Слишком поздно осознал я катастрофичность своего положения. Предавшись отчаянию и, как следствие, лености, я не выполнял свои основные обязанности. Предыдущей весной я продал столько пушнины и кожи, что, пожалуй, мог и пробездельничать один сезон, особо ничего не зарабатывая. Тапио был бы недоволен, но он отсутствовал и осуждать меня не мог. Настоящая проблема заключалась в том, что прежде я никогда не сталкивался с голодом и сейчас не прикладывал достаточно сил к созданию запасов провизии.
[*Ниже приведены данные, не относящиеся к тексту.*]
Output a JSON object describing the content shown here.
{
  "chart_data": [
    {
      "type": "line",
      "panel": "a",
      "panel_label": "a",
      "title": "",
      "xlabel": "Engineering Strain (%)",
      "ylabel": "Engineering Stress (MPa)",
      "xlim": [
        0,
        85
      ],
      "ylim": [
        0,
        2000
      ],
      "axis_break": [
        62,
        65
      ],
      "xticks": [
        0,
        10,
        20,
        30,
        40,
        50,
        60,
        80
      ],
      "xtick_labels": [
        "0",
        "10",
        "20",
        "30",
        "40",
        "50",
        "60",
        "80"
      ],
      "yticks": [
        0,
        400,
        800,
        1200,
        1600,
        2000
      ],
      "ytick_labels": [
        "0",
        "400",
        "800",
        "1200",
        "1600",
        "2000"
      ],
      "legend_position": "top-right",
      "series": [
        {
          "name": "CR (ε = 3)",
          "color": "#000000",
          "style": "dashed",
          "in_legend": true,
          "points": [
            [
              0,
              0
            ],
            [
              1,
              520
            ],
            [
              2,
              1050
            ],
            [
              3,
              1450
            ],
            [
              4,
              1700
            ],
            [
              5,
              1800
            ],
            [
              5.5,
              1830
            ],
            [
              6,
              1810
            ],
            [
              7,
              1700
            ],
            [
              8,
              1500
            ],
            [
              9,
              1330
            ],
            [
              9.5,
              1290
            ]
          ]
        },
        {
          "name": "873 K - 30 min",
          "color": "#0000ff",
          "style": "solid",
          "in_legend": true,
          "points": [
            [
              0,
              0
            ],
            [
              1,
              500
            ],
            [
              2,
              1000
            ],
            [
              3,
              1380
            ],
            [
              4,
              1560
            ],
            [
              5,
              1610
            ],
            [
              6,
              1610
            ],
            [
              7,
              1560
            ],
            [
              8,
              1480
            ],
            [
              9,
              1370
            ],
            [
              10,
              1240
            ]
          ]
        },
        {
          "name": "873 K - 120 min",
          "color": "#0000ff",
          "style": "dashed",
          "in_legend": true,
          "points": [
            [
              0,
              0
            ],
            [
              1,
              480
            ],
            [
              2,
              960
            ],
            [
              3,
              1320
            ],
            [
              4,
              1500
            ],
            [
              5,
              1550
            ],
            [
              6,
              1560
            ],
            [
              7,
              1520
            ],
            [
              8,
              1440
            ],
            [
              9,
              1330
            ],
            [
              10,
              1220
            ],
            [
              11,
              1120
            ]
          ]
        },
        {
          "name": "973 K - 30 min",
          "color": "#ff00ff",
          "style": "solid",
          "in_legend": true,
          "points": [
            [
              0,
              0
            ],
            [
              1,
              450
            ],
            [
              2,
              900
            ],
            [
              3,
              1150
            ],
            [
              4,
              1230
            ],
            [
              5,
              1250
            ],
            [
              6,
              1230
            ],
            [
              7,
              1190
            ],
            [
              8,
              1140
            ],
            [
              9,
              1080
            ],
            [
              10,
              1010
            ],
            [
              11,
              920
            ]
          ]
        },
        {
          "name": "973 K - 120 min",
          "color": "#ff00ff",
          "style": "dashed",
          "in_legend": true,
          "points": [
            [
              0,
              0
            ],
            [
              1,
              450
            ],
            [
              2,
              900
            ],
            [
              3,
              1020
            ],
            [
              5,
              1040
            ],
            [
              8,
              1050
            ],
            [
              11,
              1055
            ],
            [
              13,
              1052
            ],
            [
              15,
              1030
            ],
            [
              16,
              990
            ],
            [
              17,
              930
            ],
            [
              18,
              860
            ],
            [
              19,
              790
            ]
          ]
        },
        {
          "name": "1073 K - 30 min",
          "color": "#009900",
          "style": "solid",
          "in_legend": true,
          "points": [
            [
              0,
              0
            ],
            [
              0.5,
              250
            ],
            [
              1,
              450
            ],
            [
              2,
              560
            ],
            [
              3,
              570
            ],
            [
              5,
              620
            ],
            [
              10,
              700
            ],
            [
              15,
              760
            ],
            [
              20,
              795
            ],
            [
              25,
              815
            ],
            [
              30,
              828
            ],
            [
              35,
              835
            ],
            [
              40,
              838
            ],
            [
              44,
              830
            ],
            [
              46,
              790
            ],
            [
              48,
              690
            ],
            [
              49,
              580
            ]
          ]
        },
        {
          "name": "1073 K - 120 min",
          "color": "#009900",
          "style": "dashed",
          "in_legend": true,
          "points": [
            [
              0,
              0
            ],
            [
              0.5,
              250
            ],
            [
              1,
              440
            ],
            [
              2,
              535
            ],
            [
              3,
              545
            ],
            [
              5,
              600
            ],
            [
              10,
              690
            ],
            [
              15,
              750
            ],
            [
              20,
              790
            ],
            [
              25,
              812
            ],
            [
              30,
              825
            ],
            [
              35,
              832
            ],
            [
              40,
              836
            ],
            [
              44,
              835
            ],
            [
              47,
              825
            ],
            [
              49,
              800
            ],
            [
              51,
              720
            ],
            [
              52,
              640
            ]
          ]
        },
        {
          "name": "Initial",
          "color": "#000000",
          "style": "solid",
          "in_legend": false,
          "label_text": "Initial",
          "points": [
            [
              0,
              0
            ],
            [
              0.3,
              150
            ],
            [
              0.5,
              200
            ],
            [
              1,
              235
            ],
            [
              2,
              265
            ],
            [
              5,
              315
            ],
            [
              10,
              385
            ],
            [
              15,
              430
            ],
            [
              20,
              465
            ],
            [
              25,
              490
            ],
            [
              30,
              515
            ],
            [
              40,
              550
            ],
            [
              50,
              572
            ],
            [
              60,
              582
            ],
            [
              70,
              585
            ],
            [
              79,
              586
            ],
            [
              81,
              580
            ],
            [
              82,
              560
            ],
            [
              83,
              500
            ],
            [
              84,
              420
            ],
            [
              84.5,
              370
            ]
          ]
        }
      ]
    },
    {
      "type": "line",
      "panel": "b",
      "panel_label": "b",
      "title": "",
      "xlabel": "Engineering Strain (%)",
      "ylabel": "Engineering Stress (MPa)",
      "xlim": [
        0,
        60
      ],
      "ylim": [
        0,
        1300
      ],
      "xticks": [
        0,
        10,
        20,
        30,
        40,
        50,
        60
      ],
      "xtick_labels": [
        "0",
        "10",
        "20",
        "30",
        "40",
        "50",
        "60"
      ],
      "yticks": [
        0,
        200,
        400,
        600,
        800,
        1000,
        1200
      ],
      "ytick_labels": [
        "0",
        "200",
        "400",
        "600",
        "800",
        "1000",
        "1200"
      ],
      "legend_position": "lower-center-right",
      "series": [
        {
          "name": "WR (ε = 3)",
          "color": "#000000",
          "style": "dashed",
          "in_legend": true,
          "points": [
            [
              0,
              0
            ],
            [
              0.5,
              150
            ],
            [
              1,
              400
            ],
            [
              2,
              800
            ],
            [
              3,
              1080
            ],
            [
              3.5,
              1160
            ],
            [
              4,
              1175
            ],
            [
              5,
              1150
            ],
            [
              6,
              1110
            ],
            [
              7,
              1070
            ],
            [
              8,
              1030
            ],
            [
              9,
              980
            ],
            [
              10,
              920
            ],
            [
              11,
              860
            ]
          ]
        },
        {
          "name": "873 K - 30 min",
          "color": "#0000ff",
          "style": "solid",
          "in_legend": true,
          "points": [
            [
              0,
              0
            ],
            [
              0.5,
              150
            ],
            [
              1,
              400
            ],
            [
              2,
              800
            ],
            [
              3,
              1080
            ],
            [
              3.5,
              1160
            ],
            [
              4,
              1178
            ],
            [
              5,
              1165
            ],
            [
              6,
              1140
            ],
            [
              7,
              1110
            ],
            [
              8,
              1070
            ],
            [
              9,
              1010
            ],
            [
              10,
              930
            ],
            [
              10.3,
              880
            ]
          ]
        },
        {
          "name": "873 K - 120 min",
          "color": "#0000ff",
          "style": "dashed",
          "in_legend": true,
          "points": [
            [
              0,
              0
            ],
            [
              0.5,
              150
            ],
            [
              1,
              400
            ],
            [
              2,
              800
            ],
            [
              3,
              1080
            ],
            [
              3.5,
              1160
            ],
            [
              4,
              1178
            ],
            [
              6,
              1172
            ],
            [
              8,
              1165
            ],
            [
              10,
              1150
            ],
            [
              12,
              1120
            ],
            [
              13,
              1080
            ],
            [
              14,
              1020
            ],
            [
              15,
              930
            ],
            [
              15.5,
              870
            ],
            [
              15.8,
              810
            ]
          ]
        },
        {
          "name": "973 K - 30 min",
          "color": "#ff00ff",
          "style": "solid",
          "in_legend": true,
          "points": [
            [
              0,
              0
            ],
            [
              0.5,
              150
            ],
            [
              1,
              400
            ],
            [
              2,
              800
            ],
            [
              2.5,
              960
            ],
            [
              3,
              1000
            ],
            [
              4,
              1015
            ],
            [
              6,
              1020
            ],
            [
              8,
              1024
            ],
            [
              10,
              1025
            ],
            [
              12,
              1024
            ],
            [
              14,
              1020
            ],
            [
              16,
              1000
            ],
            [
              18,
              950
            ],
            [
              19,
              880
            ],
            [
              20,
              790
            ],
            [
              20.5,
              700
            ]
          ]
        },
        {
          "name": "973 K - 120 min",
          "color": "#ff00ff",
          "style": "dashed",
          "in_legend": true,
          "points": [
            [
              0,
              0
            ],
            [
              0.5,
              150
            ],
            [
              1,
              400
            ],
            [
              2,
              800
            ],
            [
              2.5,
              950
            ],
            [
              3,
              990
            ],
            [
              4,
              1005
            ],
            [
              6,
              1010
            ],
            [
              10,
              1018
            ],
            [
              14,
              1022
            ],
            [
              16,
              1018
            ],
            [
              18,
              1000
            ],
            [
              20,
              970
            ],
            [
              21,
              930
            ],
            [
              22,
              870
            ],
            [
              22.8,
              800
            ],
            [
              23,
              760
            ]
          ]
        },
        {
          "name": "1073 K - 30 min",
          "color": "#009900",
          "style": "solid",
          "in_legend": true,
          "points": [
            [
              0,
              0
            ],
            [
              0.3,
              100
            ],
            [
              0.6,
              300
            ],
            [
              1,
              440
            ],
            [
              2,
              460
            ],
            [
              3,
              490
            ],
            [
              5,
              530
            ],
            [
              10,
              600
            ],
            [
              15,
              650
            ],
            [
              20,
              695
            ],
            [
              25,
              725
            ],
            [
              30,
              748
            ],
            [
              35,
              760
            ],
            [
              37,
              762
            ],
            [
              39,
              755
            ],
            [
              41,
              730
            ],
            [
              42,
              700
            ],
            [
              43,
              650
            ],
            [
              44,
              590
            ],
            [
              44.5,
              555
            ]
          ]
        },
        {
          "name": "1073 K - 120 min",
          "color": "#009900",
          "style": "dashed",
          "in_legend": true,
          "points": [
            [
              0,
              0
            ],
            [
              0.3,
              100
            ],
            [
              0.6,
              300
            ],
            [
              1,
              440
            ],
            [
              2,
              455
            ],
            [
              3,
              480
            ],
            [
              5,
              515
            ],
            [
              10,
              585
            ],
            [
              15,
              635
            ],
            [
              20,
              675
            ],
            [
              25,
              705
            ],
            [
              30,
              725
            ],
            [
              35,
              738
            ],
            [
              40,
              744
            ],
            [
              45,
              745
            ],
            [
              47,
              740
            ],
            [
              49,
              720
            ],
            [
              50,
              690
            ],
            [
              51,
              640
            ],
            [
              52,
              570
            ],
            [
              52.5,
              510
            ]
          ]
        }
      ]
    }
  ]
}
Но все эти выводы задним числом бесполезны. Можно винить апатию, инерцию, парализующую хандру, но результат был таков: в дополнение к плохому душевному состоянию я ухудшил качество своего питания. Благодаря непрошеной помощи Макинтайра я привез с собой большой запас непортящихся товаров. Они прибыли из Лонгйира вместе со мной и были вынесены на берег. Но ведь ожидается, что мясом охотник обеспечивает себя сам. Кто мог предположить обратное? То ли я забыл об этом, то ли, поддавшись тревоге и отчаянию, не удосужился принять меры, но необходимых запасов не было создано. Ловушки я ставил редко, охотился еще реже, съедал все пойманное, не откладывая впрок почти ничего.

Я продержался на удивление долго, не сталкиваясь с последствиями. Случилось это на мой сороковой день рождения – 5 мая 1924 года. Этот день мне больше хотелось бы забыть, чем запомнить. Я почти свыкся с мыслью, что все на свете гнилое, колючее, и ничего никогда не изменится. Эта мрачная уверенность охватывала меня каждое утро при пробуждении, постепенно разрушалась к завтраку, потом постепенно нарастала снова вплоть до кульминации вечером, когда я выпивкой загонял ее в глубины, а потом проваливался в мутное, сумбурное забытье. Почти никакое мое действие эту уверенность из памяти не стирало.

День моего рождения от других дней не отличался, мне хотелось, чтобы он поскорее закончился. Провел я его в слезливом саможалении, которому регулярно предавался последние неделю-две. Я всегда был устойчив к физической боли – не ощущал ее, даже вызывая намеренно, – и изменений почти не чувствовал. Не заметил я, что мои навязчивые мысли повернулись к Швеции, которую мой разум теперь называл «домом» и извратил в нелепый, утопический мираж. Эти обстоятельства вопросов у меня не вызывали. Все принималось как должное в качестве очередного шага к разрушению. Пьянство набирало обороты – запасы спиртного сильно истощились, но в тот день я начал пить в двенадцать дня и решил не готовить. Для праздничного обеда хватило червивого сухаря с прошлой недели, посыпанного любыми специями или замоченного в какой-то студенистой подливе, которую я смог найти.

Жесткий сухарь я запихнул в рот, мыча песню «Как тяжела моя судьба, как тщетна моя погибель…»[10] Эта старая ирландская баллада, которой меня научил Макинтайр, поется от лица тоскующего узника, больного и измученного. Макинтайру нравились любые издевки над англичанами – знать столь дерзкие песни он считал своим долгом как шотландца. В последнее время я часто вспоминал эту балладу, потому что чувствовал себя узником, одиноким и хворым. Сейчас, пока слезы текли по стороне лица, которая еще могла их выделять, я изрыгнул смешок. Судьба моя была горька, как червивый сухарь.